Councillors seek rejection of Johnny Ronan affordable housing deal

Council’s head of planning says deal ‘disappoints everyone’

Dublin city councillors have voted for the rejection of a deal with developer Johnny Ronan at the Irish Glass Bottle site in Ringsend which would see the number of affordable homes promised reduced from 15 to just 4 per cent.

In 2020, a consortium involving Ronan Group Real Estate, Oaktree Capital Management and Lioncor Developments was chosen as the preferred bidder to develop up to 3,800 apartments on the former industrial lands on the Poolbeg Peninsula.

Under planning laws, 10 per cent of the new homes must be sold to Dublin City Council for social housing. In May 2017, however, in order to secure councillors’ approval for the redevelopment plans, then Minister for Environment Simon Coveney agreed State funding would be made available for an additional 15 per cent affordable homes.

However, a deal negotiated between the council management, the Department of Housing and the consortium on the first phase of 570 apartments, while it would include 57 social apartments, would provide only 25 affordable homes, or just 4 per cent.


Councillors on Monday night supported a Sinn Féin motion calling on the council management to reject the deal.

“Dublin City Councillors see that this is a bad deal. It falls far short of the expectations of the elected members of the local community and far short of the agreed master plan, which stipulated that 15 per cent of the units would be for affordable housing for rent and purchase,” Sinn Fein councillor Daniel Céitinn said.

The council’s head of planning, Richard Shakespeare, said no one was happy with the deal but it was the best the council could achieve.

“The city council, the Department and Lioncor have been in discussions for a year trying to come to some agreement that is acceptable to all or, to put it another way, disappoints everyone.”

He said the council did not have to achieve the 15 per cent affordable housing level in the first phase of the development but had to achieve that percentage over the fully completed development.

“I believe we are on legally solid ground in taking it in digestible chunks. This is best we can do.”

The site would take 10 years to develop and the council would, by the end of this period, have secured the full complement of affordable housing, he said.

In July 2019, Nama began a sales process on the site seeking cash bids in excess of €125 million for an 80 per cent stake.

In July of 2020, the Ronan consortium was named as preferred bidders, when it was reported to have offered €200 million for the 80 per cent controlling stake.

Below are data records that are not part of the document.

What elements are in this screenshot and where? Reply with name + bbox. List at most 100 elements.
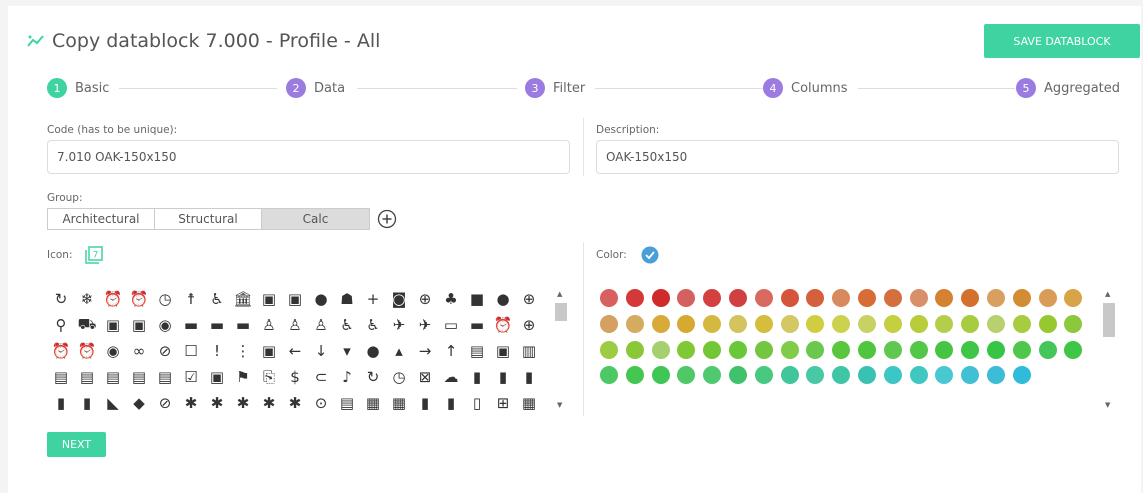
color-swatch[interactable] (909, 366, 928, 385)
icon-option[interactable]: ▤ (74, 364, 100, 390)
color-swatch[interactable] (754, 366, 773, 385)
icon-option[interactable]: ⏰ (126, 286, 152, 312)
icon-option[interactable]: ♿ (360, 312, 386, 338)
add-group-icon[interactable] (377, 209, 397, 229)
group-structural[interactable]: Structural (155, 209, 262, 229)
icon-option[interactable]: ⊕ (412, 286, 438, 312)
icon-option[interactable]: ↑ (438, 338, 464, 364)
icon-option[interactable]: ● (360, 338, 386, 364)
icon-option[interactable]: ▯ (464, 390, 490, 414)
icon-option[interactable]: ↻ (48, 286, 74, 312)
icon-option[interactable]: ▦ (360, 390, 386, 414)
icon-option[interactable]: ▦ (516, 390, 542, 414)
icon-option[interactable]: ▤ (100, 364, 126, 390)
color-swatch[interactable] (1064, 340, 1083, 359)
icon-option[interactable]: → (412, 338, 438, 364)
scroll-thumb[interactable] (555, 303, 567, 321)
color-swatch[interactable] (909, 314, 928, 333)
color-swatch[interactable] (987, 366, 1005, 385)
color-swatch[interactable] (883, 289, 902, 307)
color-swatch[interactable] (625, 340, 644, 359)
icon-option[interactable]: ♣ (438, 286, 464, 312)
icon-option[interactable]: ☐ (178, 338, 204, 364)
icon-option[interactable]: ▬ (464, 312, 490, 338)
color-swatch[interactable] (1064, 289, 1083, 307)
icon-option[interactable]: ▣ (256, 338, 282, 364)
scroll-down-icon[interactable]: ▼ (557, 401, 562, 409)
color-swatch[interactable] (961, 340, 980, 359)
color-swatch[interactable] (703, 340, 722, 359)
color-swatch[interactable] (651, 340, 670, 359)
icon-option[interactable]: ▤ (48, 364, 74, 390)
icon-option[interactable]: ⊘ (152, 390, 178, 414)
color-swatch[interactable] (832, 366, 851, 385)
icon-option[interactable]: ◉ (100, 338, 126, 364)
color-scrollbar[interactable]: ▲ ▼ (1101, 286, 1117, 414)
color-swatch[interactable] (703, 366, 722, 385)
icon-option[interactable]: 🏛 (230, 286, 256, 312)
color-swatch[interactable] (600, 366, 618, 385)
color-swatch[interactable] (1038, 289, 1057, 307)
color-swatch[interactable] (883, 314, 902, 333)
icon-option[interactable]: ♿ (204, 286, 230, 312)
color-swatch[interactable] (1012, 289, 1031, 307)
icon-option[interactable]: ⊕ (516, 312, 542, 338)
icon-option[interactable]: ▭ (438, 312, 464, 338)
icon-option[interactable]: ⊂ (308, 364, 334, 390)
group-architectural[interactable]: Architectural (48, 209, 155, 229)
icon-option[interactable]: ∞ (126, 338, 152, 364)
icon-option[interactable]: ● (308, 286, 334, 312)
icon-option[interactable]: ▣ (100, 312, 126, 338)
icon-option[interactable]: ◷ (152, 286, 178, 312)
icon-option[interactable]: ▤ (334, 390, 360, 414)
icon-option[interactable]: ▮ (438, 390, 464, 414)
step-data[interactable]: 2 Data (286, 78, 356, 98)
next-button[interactable]: NEXT (47, 432, 106, 457)
icon-option[interactable]: ▤ (464, 338, 490, 364)
step-aggregated[interactable]: 5 Aggregated (1016, 78, 1131, 98)
icon-option[interactable]: ⊘ (152, 338, 178, 364)
color-swatch[interactable] (883, 340, 902, 359)
color-swatch[interactable] (1012, 340, 1031, 359)
icon-option[interactable]: $ (282, 364, 308, 390)
color-swatch[interactable] (806, 314, 825, 333)
color-swatch[interactable] (806, 289, 825, 307)
icon-option[interactable]: ☗ (334, 286, 360, 312)
color-swatch[interactable] (780, 340, 799, 359)
color-swatch[interactable] (677, 314, 696, 333)
scroll-up-icon[interactable]: ▲ (1105, 290, 1110, 298)
icon-option[interactable]: ▤ (126, 364, 152, 390)
icon-option[interactable]: ⋮ (230, 338, 256, 364)
icon-option[interactable]: ☑ (178, 364, 204, 390)
color-swatch[interactable] (832, 314, 851, 333)
icon-option[interactable]: ▣ (282, 286, 308, 312)
color-swatch[interactable] (858, 366, 876, 385)
icon-option[interactable]: ♙ (256, 312, 282, 338)
icon-scrollbar[interactable]: ▲ ▼ (553, 286, 569, 414)
icon-option[interactable]: ▮ (490, 364, 516, 390)
save-datablock-button[interactable]: SAVE DATABLOCK (984, 24, 1140, 58)
icon-option[interactable]: ⚲ (48, 312, 74, 338)
icon-option[interactable]: ◷ (386, 364, 412, 390)
color-swatch[interactable] (600, 289, 618, 307)
color-swatch[interactable] (961, 289, 980, 307)
color-swatch[interactable] (729, 366, 747, 385)
icon-option[interactable]: ▮ (412, 390, 438, 414)
icon-option[interactable]: ● (490, 286, 516, 312)
icon-option[interactable]: ⚑ (230, 364, 256, 390)
color-swatch[interactable] (1038, 314, 1057, 333)
icon-option[interactable]: ▮ (464, 364, 490, 390)
icon-option[interactable]: ← (282, 338, 308, 364)
color-swatch[interactable] (651, 314, 670, 333)
icon-option[interactable]: ⊕ (516, 286, 542, 312)
color-swatch[interactable] (729, 289, 747, 307)
color-swatch[interactable] (832, 289, 851, 307)
color-swatch[interactable] (806, 366, 825, 385)
color-swatch[interactable] (832, 340, 851, 359)
color-swatch[interactable] (754, 314, 773, 333)
color-swatch[interactable] (935, 340, 954, 359)
icon-option[interactable]: ⊙ (308, 390, 334, 414)
color-swatch[interactable] (625, 366, 644, 385)
icon-option[interactable]: ▬ (178, 312, 204, 338)
color-swatch[interactable] (677, 366, 696, 385)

The site, and surrounding lands on the peninsula, have been designated as a Strategic Development Zone. Under this fast-track planning designation, projects approved by the council cannot be appealed to An Bord Pleanála.

Blocks of up to 16 storeys or 50m are permitted under the scheme but most will be within the four to seven storey commercial and up to nine storey residential range.

The Irish Glass Bottle Company site was bought in 2006 for €412 million by a consortium involving developer Bernard McNamara and State body the Dublin Docklands Development Authority. Nama bought the debt associated with the site from the now defunct Anglo Irish Bank after the property crash.